参考文献:
[1] H. Yoshino, K. Izumi, T. Shiromizu and Y. Tomikawa,
Prog. Theor. Exp. Phys. (2017) 063E01 [arXiv:1704.04673[gr-qc]].
日時:7月26日(金)
講師:安田 晴皇氏(京都大学)
題目:超新星残骸における宇宙線加速
概要:
超新星残骸(Supernova remnant; SNR)は、大質量星が超新星を起こした後に残す高温ガスを主体とした天体である。 SNRは超新星を起こした星の性質や、その星周環境により多種多様な構造を持ち、電波からガンマ線まで多波長で光る。特にガンマ線は、高エネルギー宇宙線と星周物質との相互作用により生成されるため、その観測から宇宙線の情報を抜き出せるため非常に重要な放射である。来年稼働予定のガンマ線望遠鏡Cherenkov Telescope Array (CTA)によって、SNRからのガンマ線観測が飛躍的にに増加し、宇宙線加速機構に迫れることが期待されている。

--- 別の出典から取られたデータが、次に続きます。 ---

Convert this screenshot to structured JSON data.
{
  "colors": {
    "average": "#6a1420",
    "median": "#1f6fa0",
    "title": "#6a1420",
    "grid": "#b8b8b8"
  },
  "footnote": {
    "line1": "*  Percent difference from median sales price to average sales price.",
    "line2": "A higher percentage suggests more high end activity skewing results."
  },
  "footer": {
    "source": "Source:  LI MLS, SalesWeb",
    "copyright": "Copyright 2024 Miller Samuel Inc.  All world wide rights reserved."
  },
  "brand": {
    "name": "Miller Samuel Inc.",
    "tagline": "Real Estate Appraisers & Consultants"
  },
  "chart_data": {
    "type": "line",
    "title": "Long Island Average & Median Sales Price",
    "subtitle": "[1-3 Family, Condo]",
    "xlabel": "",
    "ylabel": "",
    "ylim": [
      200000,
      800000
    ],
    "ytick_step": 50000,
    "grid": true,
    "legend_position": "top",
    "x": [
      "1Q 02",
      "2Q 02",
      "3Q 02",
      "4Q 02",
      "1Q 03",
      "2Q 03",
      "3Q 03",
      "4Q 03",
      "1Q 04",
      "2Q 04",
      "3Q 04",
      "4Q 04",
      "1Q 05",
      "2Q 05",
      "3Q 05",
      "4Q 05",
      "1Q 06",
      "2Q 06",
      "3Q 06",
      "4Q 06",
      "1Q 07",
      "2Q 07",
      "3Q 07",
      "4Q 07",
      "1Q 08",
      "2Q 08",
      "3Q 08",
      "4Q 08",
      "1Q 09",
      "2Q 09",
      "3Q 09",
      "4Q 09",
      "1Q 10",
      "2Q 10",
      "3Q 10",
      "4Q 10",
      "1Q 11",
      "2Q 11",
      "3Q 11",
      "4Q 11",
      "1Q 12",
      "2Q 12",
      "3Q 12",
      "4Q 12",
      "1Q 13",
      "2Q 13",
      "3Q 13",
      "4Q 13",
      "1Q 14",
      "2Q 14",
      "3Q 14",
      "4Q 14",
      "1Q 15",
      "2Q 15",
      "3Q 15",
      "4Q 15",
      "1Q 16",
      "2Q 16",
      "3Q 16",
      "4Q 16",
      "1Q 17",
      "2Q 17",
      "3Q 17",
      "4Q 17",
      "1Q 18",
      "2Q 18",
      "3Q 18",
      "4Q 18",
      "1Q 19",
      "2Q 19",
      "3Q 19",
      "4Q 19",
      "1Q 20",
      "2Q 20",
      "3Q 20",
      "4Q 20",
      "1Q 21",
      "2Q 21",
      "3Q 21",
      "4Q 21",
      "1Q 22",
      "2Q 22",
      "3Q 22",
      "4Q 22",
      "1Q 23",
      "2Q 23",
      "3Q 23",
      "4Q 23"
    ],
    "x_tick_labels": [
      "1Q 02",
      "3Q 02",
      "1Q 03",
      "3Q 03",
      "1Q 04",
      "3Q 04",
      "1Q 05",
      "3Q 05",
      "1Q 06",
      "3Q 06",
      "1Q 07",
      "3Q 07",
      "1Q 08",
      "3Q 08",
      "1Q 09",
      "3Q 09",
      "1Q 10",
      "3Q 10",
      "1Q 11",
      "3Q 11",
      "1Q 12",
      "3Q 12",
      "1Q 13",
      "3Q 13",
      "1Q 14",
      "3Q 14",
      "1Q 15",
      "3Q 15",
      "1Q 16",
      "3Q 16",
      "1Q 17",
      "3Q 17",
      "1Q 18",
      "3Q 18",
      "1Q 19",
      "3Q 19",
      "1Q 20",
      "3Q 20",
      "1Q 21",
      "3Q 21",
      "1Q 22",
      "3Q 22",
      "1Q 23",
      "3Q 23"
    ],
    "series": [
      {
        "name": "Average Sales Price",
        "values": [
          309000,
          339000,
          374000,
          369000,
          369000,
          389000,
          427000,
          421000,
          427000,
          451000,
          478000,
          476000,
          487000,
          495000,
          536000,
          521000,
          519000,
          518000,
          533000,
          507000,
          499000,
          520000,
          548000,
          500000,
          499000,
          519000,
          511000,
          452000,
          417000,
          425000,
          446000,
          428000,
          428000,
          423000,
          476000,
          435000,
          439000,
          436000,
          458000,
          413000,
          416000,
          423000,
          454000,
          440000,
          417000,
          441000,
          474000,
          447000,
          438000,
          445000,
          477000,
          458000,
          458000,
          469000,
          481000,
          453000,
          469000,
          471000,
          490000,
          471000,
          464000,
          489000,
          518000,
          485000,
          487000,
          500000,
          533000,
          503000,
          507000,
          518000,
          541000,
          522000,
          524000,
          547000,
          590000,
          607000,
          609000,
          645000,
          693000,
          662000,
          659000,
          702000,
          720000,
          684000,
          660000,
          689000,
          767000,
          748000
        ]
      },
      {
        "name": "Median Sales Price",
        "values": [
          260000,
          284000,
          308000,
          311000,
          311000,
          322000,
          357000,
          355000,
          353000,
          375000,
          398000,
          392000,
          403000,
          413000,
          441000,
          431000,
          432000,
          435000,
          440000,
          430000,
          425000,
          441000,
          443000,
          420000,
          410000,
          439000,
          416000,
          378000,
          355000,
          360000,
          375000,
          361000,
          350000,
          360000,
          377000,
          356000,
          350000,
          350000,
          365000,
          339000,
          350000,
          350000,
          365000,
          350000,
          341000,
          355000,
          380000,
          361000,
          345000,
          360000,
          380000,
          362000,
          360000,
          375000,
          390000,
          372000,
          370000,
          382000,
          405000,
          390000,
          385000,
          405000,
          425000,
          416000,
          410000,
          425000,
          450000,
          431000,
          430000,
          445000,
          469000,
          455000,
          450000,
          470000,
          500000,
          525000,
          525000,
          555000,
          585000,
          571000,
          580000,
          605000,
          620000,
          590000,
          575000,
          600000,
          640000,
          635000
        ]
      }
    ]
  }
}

本コロキウムでは、SNRと宇宙線、ガンマ線研究の現状を観測と理論の両面から紹介する。
日時:10月4日(金)
講師:中尾憲一氏(大阪市立大学)
題目:ブラックホール形成の兆候
概要:一般相対論は我々の宇宙にブラックホールが形成されることを予言する。
ブラックホールはその外側に一切の物理的影響を及ぼすことの無い領域なので、その存在を観測的に確認することは不可能である。
我々が観測しうる一般相対論の予言は、重力崩壊を続ける物体とその近傍の時空の幾何学が Kerr時空 のそれに漸近する過程であり、我々の視界でブラックホールが形成されることは無い。
そこでこの講演では、もっともらしいエネルギー条件(weak, strong, dominant energy conditions) を満たす球対称系について、重力崩壊している物体が bounce できる最小半径 Rc = 2M+epsilon (epsilon>0) が存在するかどうかを考察する。
ここで M は Misner-Sharp mass であり、2M は見かけの地平面の半径である。
もし Rc が存在するならば、エネルギー条件を満たしている物体がブラックホールを形成することを原理的に観測によって確認できる。
日時:10月18日(金)
講師: 神原氏(大阪市立大学)
題目:時空の熱力学的側面
概要:19世紀に発展した熱力学は巨視的な立場から熱現象を扱う理論である。
一方、一般相対論は時空の幾何学として重力の法則を与える理論である。
両者はまったく異なる分野の物理学である。
しかし1970年代からBekensteinやHawkingなどによってブラックホールと熱力学の関係が徐々に明らかにされてきた。
さらに1995年には、Jacobsonによって熱力学的議論からEinstein方程式が導かれることが示された。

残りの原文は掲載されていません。